This is a whole other class of pizza people.
Seriously, just drink that in for a few more seconds.
Okay I’m done blowing my own horn, down to business. I’ve blogged about socca pizza before, but the original version, while delicious, isn’t one of the healthiest dishes in my repertoire. Sure, it’s a world away from traditional pizza, but it’s still laden with copious amounts of vegan cheese and sauteed toppings.
This on the other hand is light but filling and immensely flavourful. The combination of spinach, dried herbs and fresh basil makes for the most deliciously fragrant crust – plus how pretty is that green?
Beet, Hummus and Avocado Green Socca Pizza
(Soy and GF)
Serves 1
For the socca crust:
- 1/2 cup gram flour (chickpea/garbanzo bean flour)
- 1/4-1/2 cup of water
- 1 large handful of spinach
- 1/4 fresh basil
- 1 tsp oregano or herbs de provence
- 1 tbsp olive oil
- 1/2 tsp sea salt
For the toppings:
- 1/4 cup homemade hummus of choice
- 1 medium cooked beet – thinly sliced
- 1/2 a small avocado – thinly sliced
- Red onion slices
- Parsley, black pepper and fresh basil to top (optional)
- In a blender or food processor, add all the socca ingredients and half the water then blend. Add the rest of the water in a thin stream or gradually to thin out as needed. you’re looking for a noticably thick batter – not as watery as regular socca.
- Heat some cooking oil in a pan over a medium flame, then pour in the batter and allow the edges to set before transferring to your grill (broiler) or oven. Cook for approximately 4 minutes, then flip and cook for an additional 2-3 minutes or until edges are crispy but the centre is tender. My oven/grill cook things miraculously fast so I’m always bad at estimating bake times – use your chef’s intuition.
- Allow to cool for a couple of minutes then smother with toppings. Hummus, beets, avocado, fresh herbs and red onions were my picks but feel free to customise this to your heart’s content.
Served alongside a simple yet flavoursome salad of carrots, raisins and walnuts in a cinnamon balsamic dressing.
If you’re not a fan of beets (crazy?) tomatoes would work equally well here.
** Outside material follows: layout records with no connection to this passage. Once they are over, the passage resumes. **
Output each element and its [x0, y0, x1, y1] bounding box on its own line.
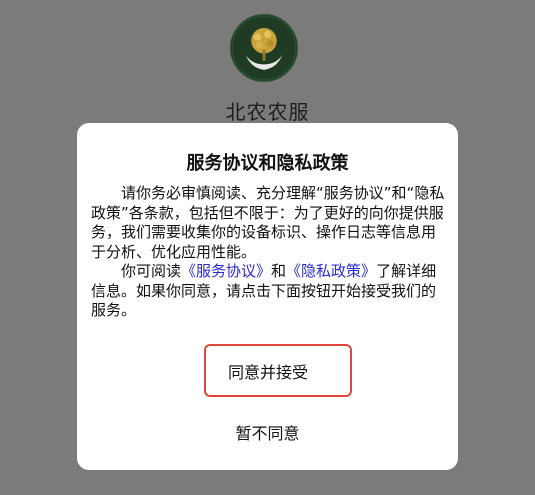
agreement-paragraph: 请你务必审慎阅读、充分理解“服务协议”和“隐私政策”各条款，包括但不限于：为了更… [91, 184, 445, 261]
service-agreement-link[interactable]: 《服务协议》 [181, 262, 271, 280]
decline-button[interactable]: 暂不同意 [77, 420, 458, 444]
accept-highlight: 同意并接受 [204, 344, 352, 397]
app-name: 北农农服 [225, 100, 310, 124]
app-logo-icon [230, 14, 298, 82]
and-text: 和 [271, 262, 287, 280]
dialog-body: 请你务必审慎阅读、充分理解“服务协议”和“隐私政策”各条款，包括但不限于：为了更… [91, 184, 445, 321]
accept-button[interactable]: 同意并接受 [206, 346, 350, 395]
dialog-title: 服务协议和隐私政策 [186, 153, 349, 174]
privacy-policy-link[interactable]: 《隐私政策》 [286, 262, 376, 280]
read-links-paragraph: 你可阅读《服务协议》和《隐私政策》了解详细信息。如果你同意，请点击下面按钮开始接… [91, 262, 445, 321]
privacy-dialog: 服务协议和隐私政策 请你务必审慎阅读、充分理解“服务协议”和“隐私政策”各条款，… [77, 123, 458, 470]
read-prefix-text: 你可阅读 [121, 262, 182, 280]
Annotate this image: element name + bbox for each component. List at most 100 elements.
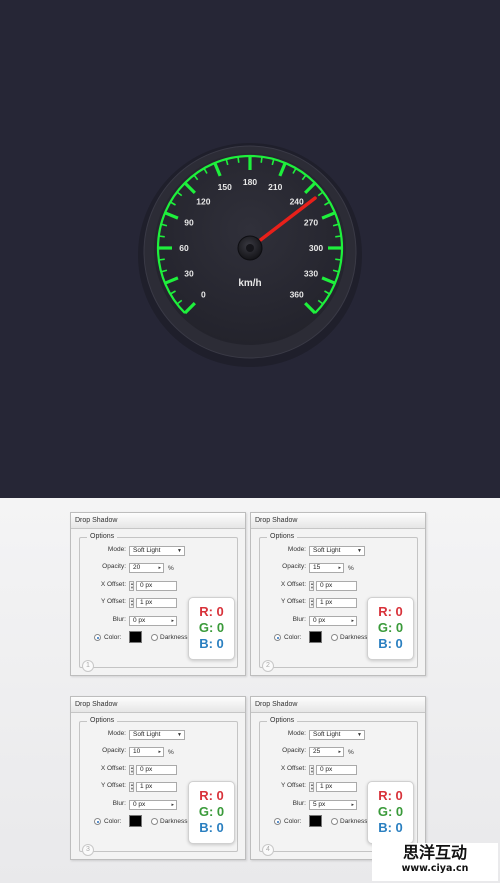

And olives. And artichoke hearts.
I might just have to make this again tonight. Not sure why I say that like it’s a bad thing – because it really isn’t. Seriously I implore you to make this (and you know I mean business because that’s not a word I use often), you won’t be sorry.
One of my friends recently told me that she’d happily “eat the way I do” if the ingredients weren’t so hard to find, so in her honour I’ve made it my mission to use more easily found ingredients in my recipes – expect a lot more hurry-up vegan s tyle posts.
A quick run-down of the above ingredients and you will note that there is not a chia seed in sight:
Chickpea/gram/besan flour – widely available in most supermarkets (Bahraini readers – this is also called Kabab flour) as well as Indian/ethnic foods markets.
The rest (spinach, basil, herbs etc.) are typical run of the mill ingredients, and feel free to use packaged, restaurant bought or canned(shudder) hummus if need be.
Now how’s that for an accesible, healthy and most importantly delicious vegan pizza?